Reichardt’s sympathies lie more firmly with Cookie, the artisan whose aspirations are tempered with prudence; her sympathy is blended with pity for him as an intelligent and capable person whose practical efforts appear doomed to failure in the absence of self-destructive recklessness—or depraved ruthlessness. The story she’s telling asserts the inherent corruption of business and trade, however small or local—and it overleaps these specifics as if illustrating abstractions about the canker at the root of capitalism. The movie’s vision of the Chief Factor, who wields a vague authority over the locale, lines up to illustrate the thesis.
A frontier mock-up of a British grandee, the Factor is determined to import not just livestock and its practical benefits (the bull and the calf died on the journey) but also the sort of cultural refinement that he and his circle can achieve—and show off—in land he considers rude and savage. Here, Reichardt’s inspiration is observational, her curiosity is ardent, and her method is discerning. He’s married to a Native American woman whose extended family lives with them; notably, when they speak together, their dialogue isn’t subtitled. The Factor’s wife (played by Lily Gladstone, whose performance was the revelation of Reichardt’s previous film, “Certain Women”) translates their dialogue, in a Chinook language, into English for him, and, implicitly, for viewers. (In the role of her father, Totillicum, Gary Farmer gives a performance of fine irony and bluff humor.) Reichardt emphasizes the isolation of Anglophone settlers from the indigenous people whose land they’re inhabiting, and aptly portrays the discourse and the arts of the Chinook people as aspects of grand culture in and of themselves—which, of course, the Factor and his Europhile guests don’t notice and wouldn’t believe.

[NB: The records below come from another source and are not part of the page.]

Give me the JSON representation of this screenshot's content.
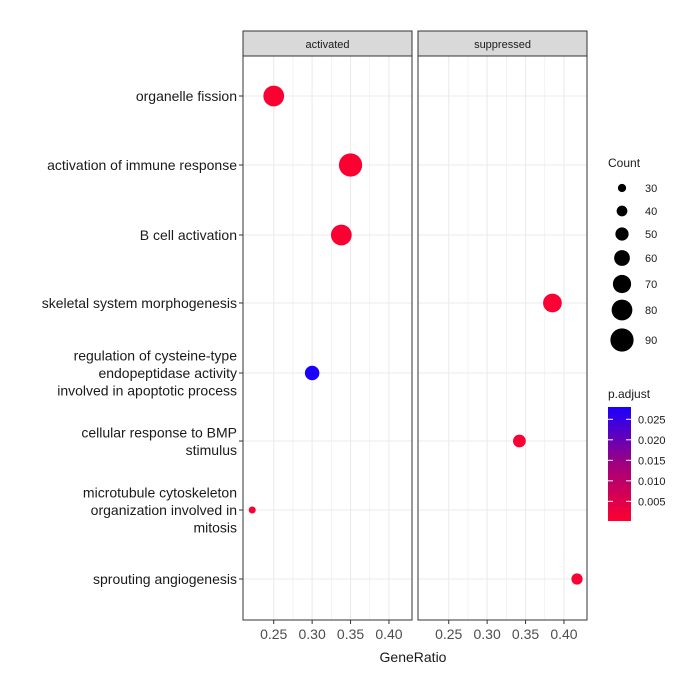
{
  "chart_data": {
    "type": "scatter",
    "subtype": "dotplot",
    "xlabel": "GeneRatio",
    "ylabel": "",
    "xlim": [
      0.21,
      0.43
    ],
    "xticks": [
      0.25,
      0.3,
      0.35,
      0.4
    ],
    "xtick_labels": [
      "0.25",
      "0.30",
      "0.35",
      "0.40"
    ],
    "grid": true,
    "legend_position": "right",
    "panels": [
      "activated",
      "suppressed"
    ],
    "terms": [
      [
        "organelle fission"
      ],
      [
        "activation of immune response"
      ],
      [
        "B cell activation"
      ],
      [
        "skeletal system morphogenesis"
      ],
      [
        "regulation of cysteine-type",
        "endopeptidase activity",
        "involved in apoptotic process"
      ],
      [
        "cellular response to BMP",
        "stimulus"
      ],
      [
        "microtubule cytoskeleton",
        "organization involved in",
        "mitosis"
      ],
      [
        "sprouting angiogenesis"
      ]
    ],
    "points": [
      {
        "panel": 0,
        "term": 0,
        "gene_ratio": 0.25,
        "count": 80,
        "p_adjust": 0.0005
      },
      {
        "panel": 0,
        "term": 1,
        "gene_ratio": 0.35,
        "count": 90,
        "p_adjust": 0.0005
      },
      {
        "panel": 0,
        "term": 2,
        "gene_ratio": 0.338,
        "count": 80,
        "p_adjust": 0.0008
      },
      {
        "panel": 1,
        "term": 3,
        "gene_ratio": 0.385,
        "count": 72,
        "p_adjust": 0.001
      },
      {
        "panel": 0,
        "term": 4,
        "gene_ratio": 0.3,
        "count": 55,
        "p_adjust": 0.028
      },
      {
        "panel": 1,
        "term": 5,
        "gene_ratio": 0.342,
        "count": 48,
        "p_adjust": 0.001
      },
      {
        "panel": 0,
        "term": 6,
        "gene_ratio": 0.222,
        "count": 25,
        "p_adjust": 0.001
      },
      {
        "panel": 1,
        "term": 7,
        "gene_ratio": 0.417,
        "count": 42,
        "p_adjust": 0.001
      }
    ],
    "size_legend": {
      "title": "Count",
      "values": [
        30,
        40,
        50,
        60,
        70,
        80,
        90
      ],
      "labels": [
        "30",
        "40",
        "50",
        "60",
        "70",
        "80",
        "90"
      ]
    },
    "color_legend": {
      "title": "p.adjust",
      "labels": [
        "0.025",
        "0.020",
        "0.015",
        "0.010",
        "0.005"
      ],
      "values": [
        0.025,
        0.02,
        0.015,
        0.01,
        0.005
      ],
      "range": [
        0.0002,
        0.028
      ],
      "low_color": "#ff0000",
      "high_color": "#0000ff"
    },
    "colors": {
      "panel_background": "#ffffff",
      "strip_background": "#d9d9d9",
      "grid": "#ebebeb",
      "border": "#333333"
    }
  }
}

In short, “First Cow” is a movie divided against itself. Reichardt’s keen and spare sensibility simultaneously stokes suspense while shying away from it, leans toward perception while rushing toward judgment. Her abstemious repertory of images and tightly focussed drama suggest that she took greater pleasure in conveying her premise than in the also vital cinematic pleasure discovering her characters. The movie’s proportions and contours give rise to yet another familiar, altogether too common, failing of movies of overt political import: impersonality. The spare quasi-objectivity of the images, which appear to declare facts rather than states of mind, reflect a repudiation of the heterogenous, a lack of interest in aspects of character and behavior that don’t line up in the same direction or lead to the predetermined outcome. The long nights in the cabin, the inevitable tale-spinning, reminiscences, confessions—the characters of King Lu and of Cookie, although not completely silenced, are truncated and diminished, relegated to their function as the bearers of Reichardt’s deterministic design. There’s a minor subplot that ultimately plays a large role in the film—one akin to that of “Parasite,” in which the rich pit the poor against each other in a struggle for survival—but Reichardt is content to drop it in at arm’s length and leave it totally undeveloped and unconsidered. “First Cow” gathers elements of extraordinary experience, analytical insight, and historical perspective, but renders them narrow, didactic, faux-objective; its empathy and curiosity are too severely rationed.